扉を開けるのを手伝っていた右大臣は、皆が去っていく中扉を一度閉めるとシノの方へとからだを向けた。
右大臣のあまりに鋭いその視線に、シノは思わず目を反らす。
「…あなたは本当に神子様なのですか?」
「………え?」
そう問われても、シノは答えることができなかった。
…だって自身を”神子様”だと言いだしたのは、自分ではなくこの世界の人々なのだから。
しかし右大臣はシノの答えを最初から待つつもりはないのか、そのまま言葉を続けた。
「…神に愛されし”神子様”が、あんなに傷だらけの瀕死の状態で現れるなんて…おかしいと思ったんです。意識が戻ってもこの国は何の加護も得られないまま。天気すらも一向に良くならない。…それどころかジーク様の魔力を命にかかわるほど奪うなんて…

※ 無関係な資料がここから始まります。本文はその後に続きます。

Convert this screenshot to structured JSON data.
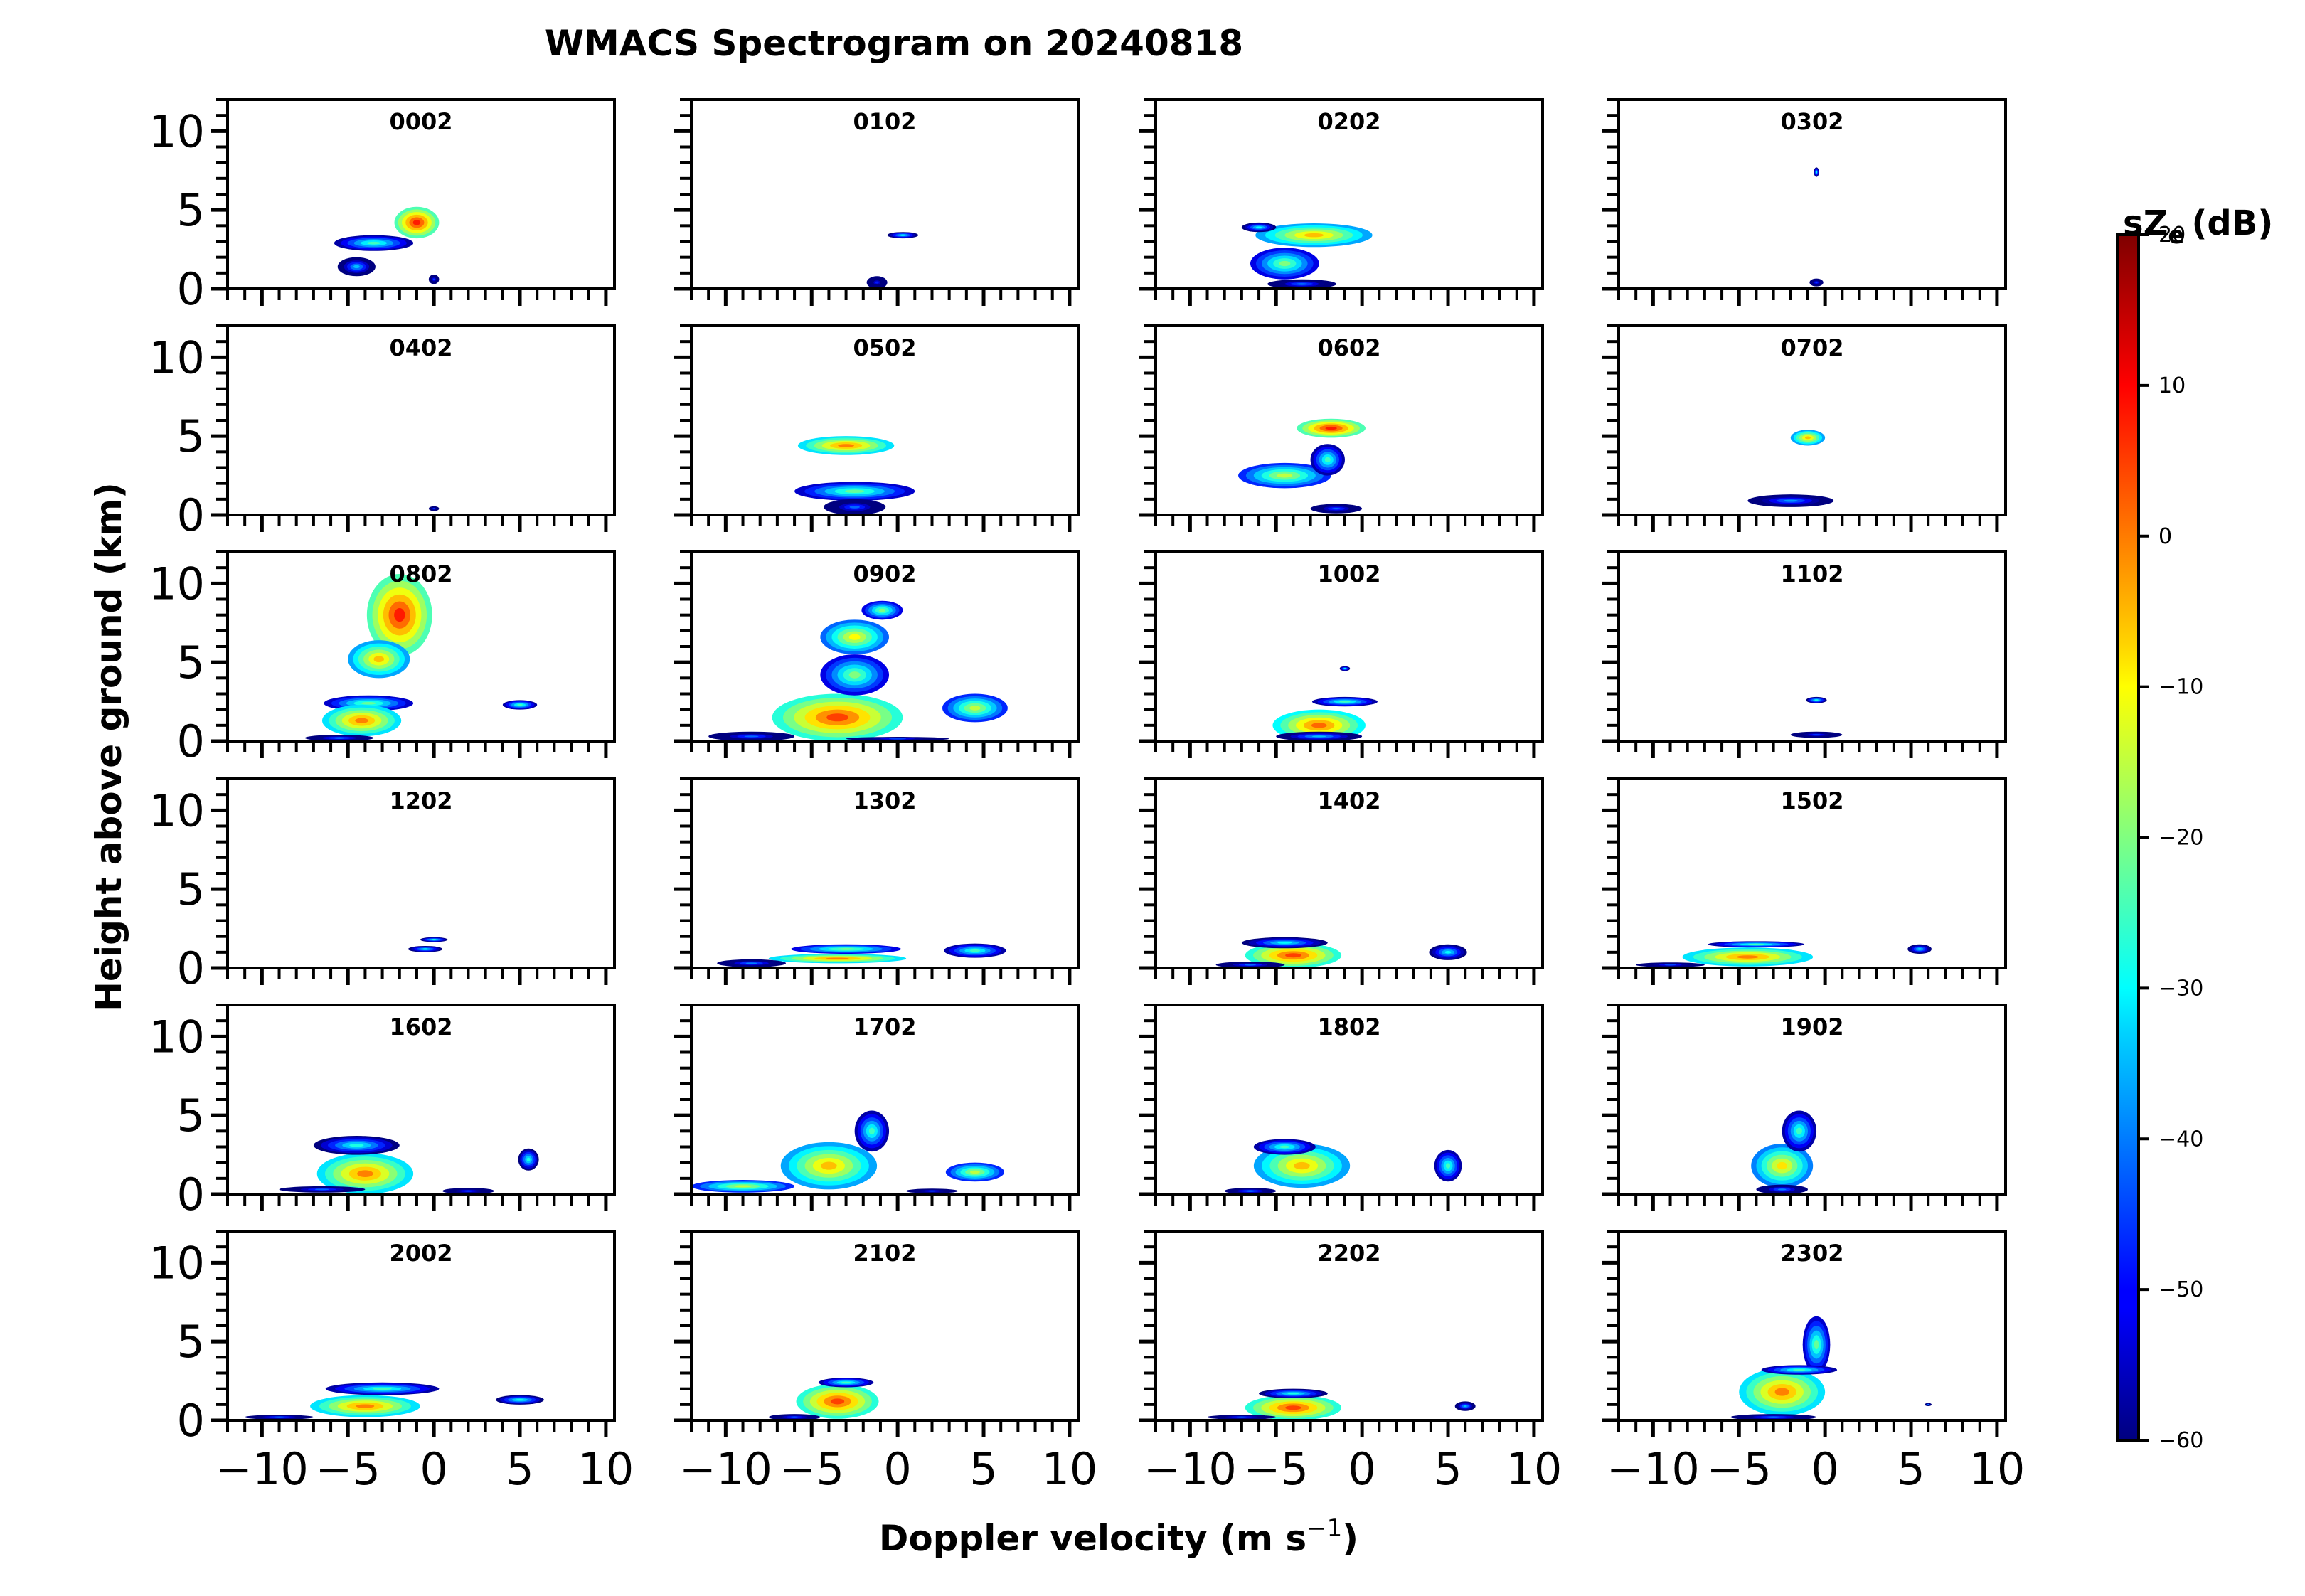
{
  "chart_data": {
    "type": "heatmap",
    "title": "WMACS Spectrogram on 20240818",
    "xlabel_main": "Doppler velocity (m s",
    "xlabel_sup": "−1",
    "xlabel_close": ")",
    "ylabel": "Height above ground (km)",
    "xlim": [
      -12,
      10.5
    ],
    "ylim": [
      0,
      12
    ],
    "xticks": [
      -10,
      -5,
      0,
      5,
      10
    ],
    "xtick_labels": [
      "−10",
      "−5",
      "0",
      "5",
      "10"
    ],
    "yticks": [
      0,
      5,
      10
    ],
    "ytick_labels": [
      "0",
      "5",
      "10"
    ],
    "colorbar": {
      "label": "sZ",
      "label_sub": "e",
      "label_units": "(dB)",
      "range": [
        -60,
        20
      ],
      "ticks": [
        20,
        10,
        0,
        -10,
        -20,
        -30,
        -40,
        -50,
        -60
      ],
      "tick_labels": [
        "20",
        "10",
        "0",
        "−10",
        "−20",
        "−30",
        "−40",
        "−50",
        "−60"
      ],
      "colormap": "jet"
    },
    "panels": [
      {
        "label": "0002",
        "blobs": [
          [
            -1,
            4.2,
            1.3,
            1,
            8
          ],
          [
            -3.5,
            2.9,
            2.3,
            0.5,
            -25
          ],
          [
            -4.5,
            1.4,
            1.1,
            0.6,
            -35
          ],
          [
            0,
            0.6,
            0.3,
            0.3,
            -45
          ]
        ]
      },
      {
        "label": "0102",
        "blobs": [
          [
            0.3,
            3.4,
            0.9,
            0.2,
            -30
          ],
          [
            -1.2,
            0.4,
            0.6,
            0.4,
            -48
          ]
        ]
      },
      {
        "label": "0202",
        "blobs": [
          [
            -2.8,
            3.4,
            3.4,
            0.75,
            -5
          ],
          [
            -4.5,
            1.6,
            2,
            1,
            -20
          ],
          [
            -3.5,
            0.3,
            2,
            0.3,
            -40
          ],
          [
            -6,
            3.9,
            1,
            0.3,
            -30
          ]
        ]
      },
      {
        "label": "0302",
        "blobs": [
          [
            -0.5,
            7.4,
            0.15,
            0.3,
            -30
          ],
          [
            -0.5,
            0.4,
            0.4,
            0.25,
            -45
          ]
        ]
      },
      {
        "label": "0402",
        "blobs": [
          [
            0,
            0.4,
            0.3,
            0.15,
            -45
          ]
        ]
      },
      {
        "label": "0502",
        "blobs": [
          [
            -3,
            4.4,
            2.8,
            0.6,
            0
          ],
          [
            -2.5,
            1.5,
            3.5,
            0.6,
            -22
          ],
          [
            -2.5,
            0.5,
            1.8,
            0.5,
            -42
          ]
        ]
      },
      {
        "label": "0602",
        "blobs": [
          [
            -1.8,
            5.5,
            2,
            0.6,
            8
          ],
          [
            -4.5,
            2.5,
            2.7,
            0.8,
            -15
          ],
          [
            -1.5,
            0.4,
            1.5,
            0.3,
            -42
          ],
          [
            -2,
            3.5,
            1,
            1,
            -25
          ]
        ]
      },
      {
        "label": "0702",
        "blobs": [
          [
            -1,
            4.9,
            1,
            0.5,
            -5
          ],
          [
            -2,
            0.9,
            2.5,
            0.4,
            -38
          ]
        ]
      },
      {
        "label": "0802",
        "blobs": [
          [
            -2,
            8,
            1.9,
            2.6,
            8
          ],
          [
            -3.2,
            5.2,
            1.8,
            1.2,
            -5
          ],
          [
            -3.8,
            2.4,
            2.6,
            0.5,
            -22
          ],
          [
            -4.2,
            1.3,
            2.3,
            1,
            0
          ],
          [
            -5.5,
            0.2,
            2,
            0.2,
            -40
          ],
          [
            5,
            2.3,
            1,
            0.3,
            -25
          ]
        ]
      },
      {
        "label": "0902",
        "blobs": [
          [
            -3.5,
            1.5,
            3.8,
            1.5,
            5
          ],
          [
            -2.5,
            4.2,
            2,
            1.3,
            -20
          ],
          [
            -2.5,
            6.6,
            2,
            1.1,
            -10
          ],
          [
            -0.9,
            8.3,
            1.2,
            0.6,
            -20
          ],
          [
            4.5,
            2.1,
            1.9,
            0.9,
            -15
          ],
          [
            -8.5,
            0.3,
            2.5,
            0.3,
            -42
          ],
          [
            0,
            0.15,
            3,
            0.12,
            -45
          ]
        ]
      },
      {
        "label": "1002",
        "blobs": [
          [
            -2.5,
            1,
            2.7,
            1,
            2
          ],
          [
            -1,
            2.5,
            1.9,
            0.3,
            -25
          ],
          [
            -2.5,
            0.3,
            2.5,
            0.3,
            -35
          ],
          [
            -1,
            4.6,
            0.3,
            0.15,
            -30
          ]
        ]
      },
      {
        "label": "1102",
        "blobs": [
          [
            -0.5,
            0.4,
            1.5,
            0.2,
            -45
          ],
          [
            -0.5,
            2.6,
            0.6,
            0.2,
            -28
          ]
        ]
      },
      {
        "label": "1202",
        "blobs": [
          [
            0,
            1.8,
            0.8,
            0.15,
            -28
          ],
          [
            -0.5,
            1.2,
            1,
            0.2,
            -30
          ]
        ]
      },
      {
        "label": "1302",
        "blobs": [
          [
            -3.5,
            0.6,
            4,
            0.3,
            0
          ],
          [
            -3,
            1.2,
            3.2,
            0.3,
            -20
          ],
          [
            4.5,
            1.1,
            1.8,
            0.45,
            -25
          ],
          [
            -8.5,
            0.3,
            2,
            0.25,
            -40
          ]
        ]
      },
      {
        "label": "1402",
        "blobs": [
          [
            -4,
            0.8,
            2.8,
            0.8,
            5
          ],
          [
            -4.5,
            1.6,
            2.5,
            0.35,
            -30
          ],
          [
            5,
            1,
            1.1,
            0.5,
            -30
          ],
          [
            -6.5,
            0.2,
            2,
            0.2,
            -42
          ]
        ]
      },
      {
        "label": "1502",
        "blobs": [
          [
            -4.5,
            0.7,
            3.8,
            0.6,
            0
          ],
          [
            -4,
            1.5,
            2.8,
            0.2,
            -25
          ],
          [
            5.5,
            1.2,
            0.7,
            0.3,
            -32
          ],
          [
            -9,
            0.2,
            2,
            0.15,
            -45
          ]
        ]
      },
      {
        "label": "1602",
        "blobs": [
          [
            -4,
            1.3,
            2.8,
            1.3,
            0
          ],
          [
            -4.5,
            3.1,
            2.5,
            0.6,
            -28
          ],
          [
            -6.5,
            0.3,
            2.5,
            0.2,
            -42
          ],
          [
            5.5,
            2.2,
            0.6,
            0.7,
            -28
          ],
          [
            2,
            0.2,
            1.5,
            0.2,
            -45
          ]
        ]
      },
      {
        "label": "1702",
        "blobs": [
          [
            -4,
            1.8,
            2.8,
            1.5,
            -5
          ],
          [
            -1.5,
            4,
            1,
            1.3,
            -25
          ],
          [
            4.5,
            1.4,
            1.7,
            0.6,
            -15
          ],
          [
            -9,
            0.5,
            3,
            0.4,
            -15
          ],
          [
            2,
            0.2,
            1.5,
            0.15,
            -45
          ]
        ]
      },
      {
        "label": "1802",
        "blobs": [
          [
            -3.5,
            1.8,
            2.8,
            1.4,
            -5
          ],
          [
            -4.5,
            3,
            1.8,
            0.5,
            -25
          ],
          [
            5,
            1.8,
            0.8,
            1,
            -25
          ],
          [
            -6.5,
            0.2,
            1.5,
            0.2,
            -40
          ]
        ]
      },
      {
        "label": "1902",
        "blobs": [
          [
            -2.5,
            1.8,
            1.8,
            1.4,
            -8
          ],
          [
            -1.5,
            4,
            1,
            1.3,
            -25
          ],
          [
            -2.5,
            0.3,
            1.5,
            0.3,
            -40
          ]
        ]
      },
      {
        "label": "2002",
        "blobs": [
          [
            -4,
            0.9,
            3.2,
            0.7,
            0
          ],
          [
            -3,
            2,
            3.3,
            0.4,
            -25
          ],
          [
            5,
            1.3,
            1.4,
            0.3,
            -28
          ],
          [
            -9,
            0.2,
            2,
            0.15,
            -40
          ]
        ]
      },
      {
        "label": "2102",
        "blobs": [
          [
            -3.5,
            1.2,
            2.4,
            1.1,
            5
          ],
          [
            -3,
            2.4,
            1.6,
            0.3,
            -25
          ],
          [
            -6,
            0.2,
            1.5,
            0.2,
            -42
          ]
        ]
      },
      {
        "label": "2202",
        "blobs": [
          [
            -4,
            0.8,
            2.8,
            0.8,
            5
          ],
          [
            -4,
            1.7,
            2,
            0.3,
            -28
          ],
          [
            6,
            0.9,
            0.6,
            0.3,
            -35
          ],
          [
            -7,
            0.2,
            2,
            0.15,
            -42
          ]
        ]
      },
      {
        "label": "2302",
        "blobs": [
          [
            -2.5,
            1.8,
            2.5,
            1.5,
            0
          ],
          [
            -0.5,
            4.8,
            0.8,
            1.8,
            -22
          ],
          [
            -1.5,
            3.2,
            2.2,
            0.3,
            -25
          ],
          [
            -3,
            0.2,
            2.5,
            0.2,
            -40
          ],
          [
            6,
            1,
            0.2,
            0.1,
            -40
          ]
        ]
      }
    ]
  }
}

…あなたは神の使いではなく、本当は悪魔の使いなんじゃないですか?」
「………っ」
右大臣はそう吐き捨てると、部屋を出てジークの後を追っていった。
一人取り残されたシノは、呆然としながらもまだ出されたままになっていた自分の腕と足を見つめる。
ほんの少し痕が残っているだけで、傷は完全にくっついる。…きっともう何の治療もいらないだろう。
「………」
傷はほぼ完治し、もうどこも痛くなくなったのに…心だけはやけに痛く、苦しかった。